Fino al 13 febbraio 2020, Palazzo Cipolla a Roma ospita la prima grande personale nella Capitale di Quayola: un viaggio immersivo nei principali temi della sua arte computazionale. Tra i più importanti esponenti della media-art a livello internazionale, Quayola ha inventato un codice espressivo personale e un linguaggio artistico/comunicativo riconoscibile, ri-masterizzando la storia dell’arte attraverso la sua visione.

Tra stilemi classici e medium futuristici

Enfatizzata dalla cornice storica del prestigioso edificio, la mostra è animata da un confronto continuo tra l’educazione classica dell’artista e l’uso dei medium visivi più futuristici. Le opere esposte, realizzate tra il 2007 e il 2021, restituiscono una panoramica del processo creativo di Quayola: passaggi temporali, futuri anticipati e passati ricostruiti.

Tre aree tematiche lontane dai cliché di una tecnologia disumanizzata

Il progetto espositivo si sviluppa in tre aree tematiche: iconografia classica, sculture non finite e tradizione della pittura di paesaggio. Utilizzando sistemi di robotica, Intelligenza Artificiale (AI) e software generativi, dipinti rinascimentali e barocco vengono trasformati in complesse composizioni digitali attraverso metodi computazionali e sculture ispirate alla tecnica michelangiolesca del non-finito vengono scolpite mediante mezzi robotici. Seguono rappresentazioni della natura, prodotto di un’arte generativa che evidenzia l’affascinante – benché paradossale – somiglianza tra il mondo naturale e quello digitale.

Linterpretazione dei medium (e del classico) secondo il codice Quayola

Dinanzi a videoproiezioni, sculture, e stampe ad altissima definizione, gli spettatori hanno la possibilità di confrontarsi con le incredibili potenzialità artistiche di questi mezzi espressivi – lontane dai cliché di una tecnologia disumanizzata – e di acquisire, inoltre, preziosi indispensabili strumenti di lettura della nostra società contemporanea. Nonostante il cambio di medium, lungo il percorso espositivo emerge il carattere comune della ricerca artistica di Quayola: una reinterpretazione del classico messo a confronto con le grandi opere dei maestri riprodotte su ‘cartelli pedagogici’, pensati non solo per facilitare la visita degli spettatori, ma anche per fare da guida nell’esplorazione e nella comprensione del codice Quayola.

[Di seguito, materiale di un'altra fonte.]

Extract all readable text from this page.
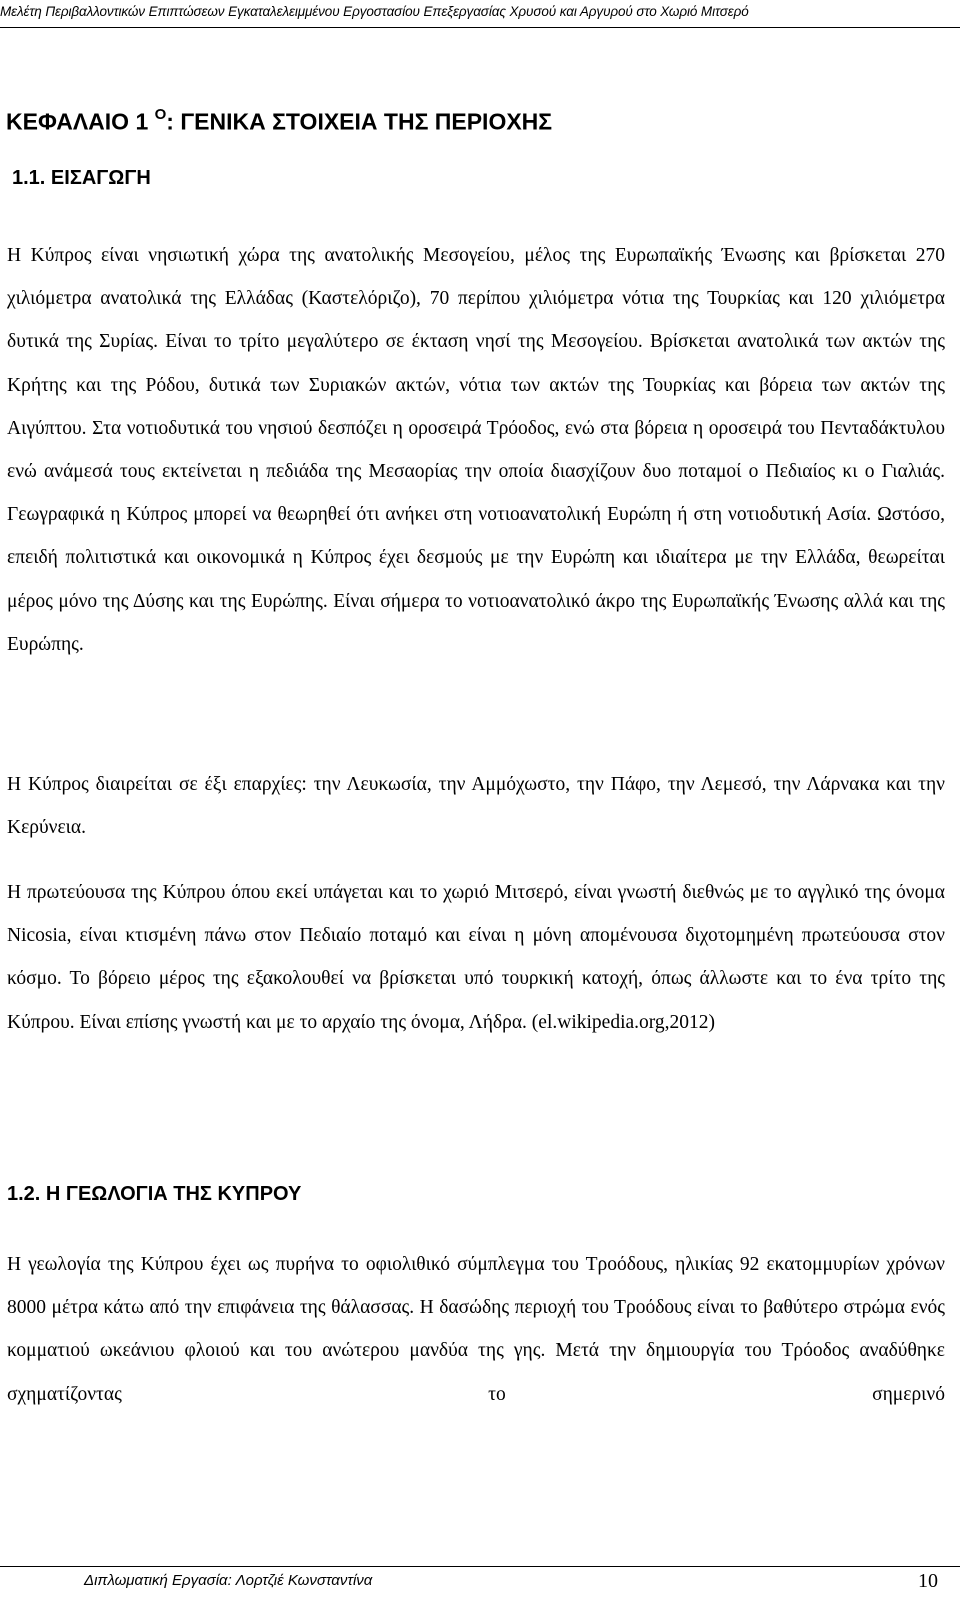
Μελέτη Περιβαλλοντικών Επιπτώσεων Εγκαταλελειμμένου Εργοστασίου Επεξεργασίας Χρυσού και Αργυρού στο Χωριό Μιτσερό
ΚΕΦΑΛΑΙΟ 1 $^O$: ΓΕΝΙΚΑ ΣΤΟΙΧΕΙΑ ΤΗΣ ΠΕΡΙΟΧΗΣ
1.1. ΕΙΣΑΓΩΓΗ

Η Κύπρος είναι νησιωτική χώρα της ανατολικής Μεσογείου, μέλος της Ευρωπαϊκής Ένωσης και βρίσκεται 270 χιλιόμετρα ανατολικά της Ελλάδας (Καστελόριζο), 70 περίπου χιλιόμετρα νότια της Τουρκίας και 120 χιλιόμετρα δυτικά της Συρίας. Είναι το τρίτο μεγαλύτερο σε έκταση νησί της Μεσογείου. Βρίσκεται ανατολικά των ακτών της Κρήτης και της Ρόδου, δυτικά των Συριακών ακτών, νότια των ακτών της Τουρκίας και βόρεια των ακτών της Αιγύπτου. Στα νοτιοδυτικά του νησιού δεσπόζει η οροσειρά Τρόοδος, ενώ στα βόρεια η οροσειρά του Πενταδάκτυλου ενώ ανάμεσά τους εκτείνεται η πεδιάδα της Μεσαορίας την οποία διασχίζουν δυο ποταμοί ο Πεδιαίος κι ο Γιαλιάς. Γεωγραφικά η Κύπρος μπορεί να θεωρηθεί ότι ανήκει στη νοτιοανατολική Ευρώπη ή στη νοτιοδυτική Ασία. Ωστόσο, επειδή πολιτιστικά και οικονομικά η Κύπρος έχει δεσμούς με την Ευρώπη και ιδιαίτερα με την Ελλάδα, θεωρείται μέρος μόνο της Δύσης και της Ευρώπης. Είναι σήμερα το νοτιοανατολικό άκρο της Ευρωπαϊκής Ένωσης αλλά και της Ευρώπης.

Η Κύπρος διαιρείται σε έξι επαρχίες: την Λευκωσία, την Αμμόχωστο, την Πάφο, την Λεμεσό, την Λάρνακα και την Κερύνεια.

Η πρωτεύουσα της Κύπρου όπου εκεί υπάγεται και το χωριό Μιτσερό, είναι γνωστή διεθνώς με το αγγλικό της όνομα Nicosia, είναι κτισμένη πάνω στον Πεδιαίο ποταμό και είναι η μόνη απομένουσα διχοτομημένη πρωτεύουσα στον κόσμο. Το βόρειο μέρος της εξακολουθεί να βρίσκεται υπό τουρκική κατοχή, όπως άλλωστε και το ένα τρίτο της Κύπρου. Είναι επίσης γνωστή και με το αρχαίο της όνομα, Λήδρα. (el.wikipedia.org,2012)

1.2. Η ΓΕΩΛΟΓΙΑ ΤΗΣ ΚΥΠΡΟΥ

Η γεωλογία της Κύπρου έχει ως πυρήνα το οφιολιθικό σύμπλεγμα του Τροόδους, ηλικίας 92 εκατομμυρίων χρόνων 8000 μέτρα κάτω από την επιφάνεια της θάλασσας. Η δασώδης περιοχή του Τροόδους είναι το βαθύτερο στρώμα ενός κομματιού ωκεάνιου φλοιού και του ανώτερου μανδύα της γης. Μετά την δημιουργία του Τρόοδος αναδύθηκε σχηματίζοντας το σημερινό

Διπλωματική Εργασία: Λορτζιέ Κωνσταντίνα	10
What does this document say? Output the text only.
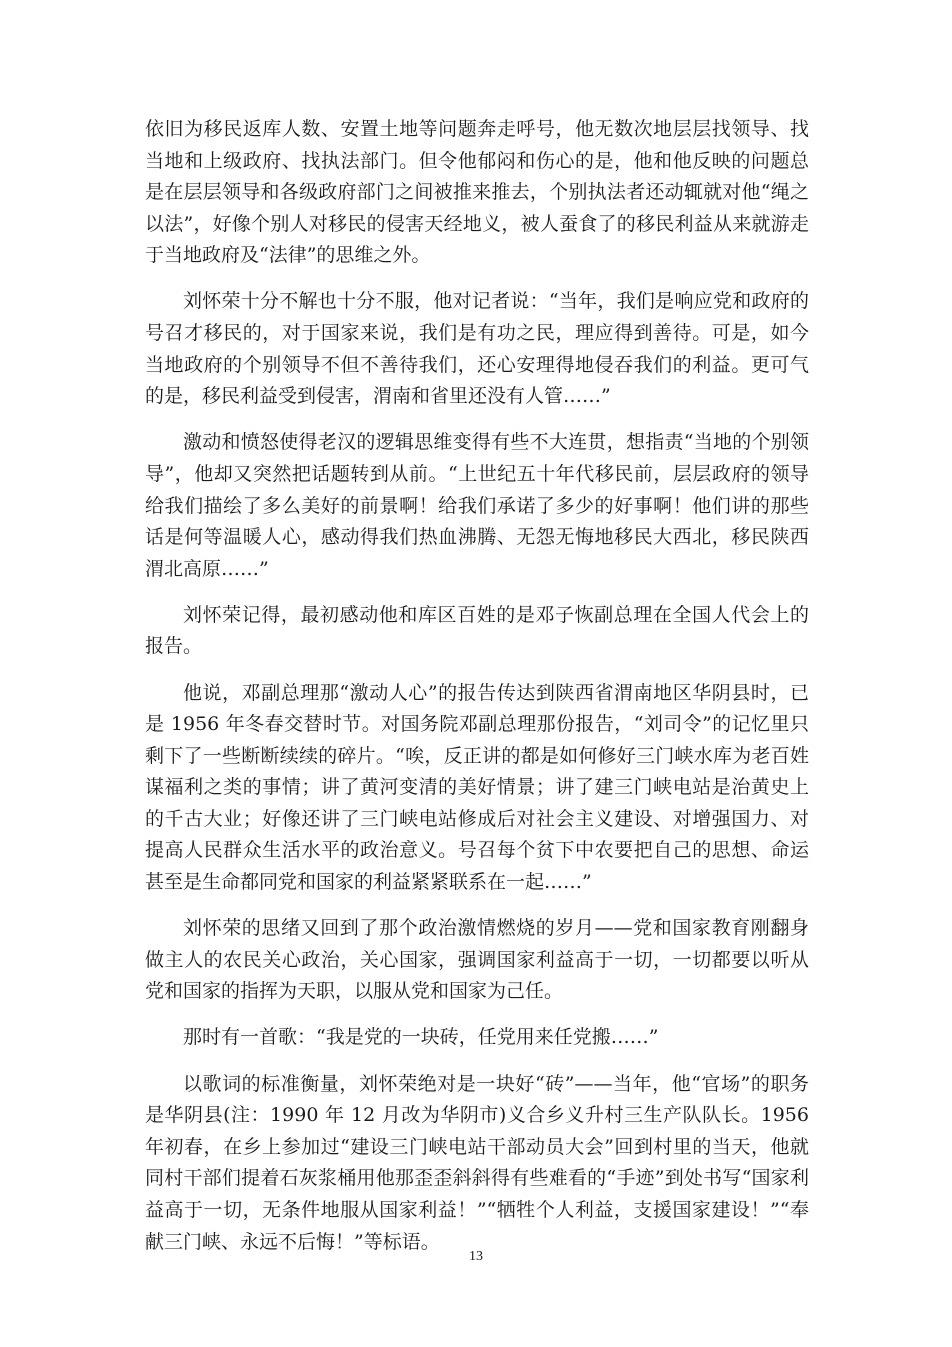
依旧为移民返库人数、安置土地等问题奔走呼号，他无数次地层层找领导、找当地和上级政府、找执法部门。但令他郁闷和伤心的是，他和他反映的问题总是在层层领导和各级政府部门之间被推来推去，个别执法者还动辄就对他“绳之以法”，好像个别人对移民的侵害天经地义，被人蚕食了的移民利益从来就游走于当地政府及“法律”的思维之外。

刘怀荣十分不解也十分不服，他对记者说：“当年，我们是响应党和政府的号召才移民的，对于国家来说，我们是有功之民，理应得到善待。可是，如今当地政府的个别领导不但不善待我们，还心安理得地侵吞我们的利益。更可气的是，移民利益受到侵害，渭南和省里还没有人管……”

激动和愤怒使得老汉的逻辑思维变得有些不大连贯，想指责“当地的个别领导”，他却又突然把话题转到从前。“上世纪五十年代移民前，层层政府的领导给我们描绘了多么美好的前景啊！给我们承诺了多少的好事啊！他们讲的那些话是何等温暖人心，感动得我们热血沸腾、无怨无悔地移民大西北，移民陕西渭北高原……”

刘怀荣记得，最初感动他和库区百姓的是邓子恢副总理在全国人代会上的报告。

他说，邓副总理那“激动人心”的报告传达到陕西省渭南地区华阴县时，已是 1956 年冬春交替时节。对国务院邓副总理那份报告，“刘司令”的记忆里只剩下了一些断断续续的碎片。“唉，反正讲的都是如何修好三门峡水库为老百姓谋福利之类的事情；讲了黄河变清的美好情景；讲了建三门峡电站是治黄史上的千古大业；好像还讲了三门峡电站修成后对社会主义建设、对增强国力、对提高人民群众生活水平的政治意义。号召每个贫下中农要把自己的思想、命运甚至是生命都同党和国家的利益紧紧联系在一起……”

刘怀荣的思绪又回到了那个政治激情燃烧的岁月——党和国家教育刚翻身做主人的农民关心政治，关心国家，强调国家利益高于一切，一切都要以听从党和国家的指挥为天职，以服从党和国家为己任。

那时有一首歌：“我是党的一块砖，任党用来任党搬……”

以歌词的标准衡量，刘怀荣绝对是一块好“砖”——当年，他“官场”的职务是华阴县(注：1990 年 12 月改为华阴市)义合乡义升村三生产队队长。1956 年初春，在乡上参加过“建设三门峡电站干部动员大会”回到村里的当天，他就同村干部们提着石灰浆桶用他那歪歪斜斜得有些难看的“手迹”到处书写“国家利益高于一切，无条件地服从国家利益！”“牺牲个人利益，支援国家建设！”“奉献三门峡、永远不后悔！”等标语。

13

Sculture robotiche e natura artificiale

Massima espressione della capacità tecnologica di Quayola, le sculture robotiche esposte nascono dal dialogo con i grandi artisti del passato, in particolare con Bernini. Un mondo computazionale visto di sovente agli antipodi del regno naturale, ma che l’artista reinterpreta mostrando come l’arte generativa sia forse il mezzo ideale per esplorare la natura. Esiste, infatti, un processo ‘organico’ parallelo nella vita naturale e quella algoritmica, enfatizzato nelle opere botaniche come Jardins d’été, una sorta di nuova forma (digitale) di Impressionismo.

Opere per comprendere il mondo (digitale) in cui viviamo

Nella nostra era digitale, l’arte di Quayola aiuta a pensare e comprendere il mondo in cui viviamo. Sviluppando opere che assumono sia una forma immateriale (come i video) che materiale (come le stampe o le sculture), l’artista evidenzia il paradosso di un’immaterialità che è di fatto una nuova forma di materialità. Il linguaggio appropriato per esprimere una visione del mondo del XXI secolo.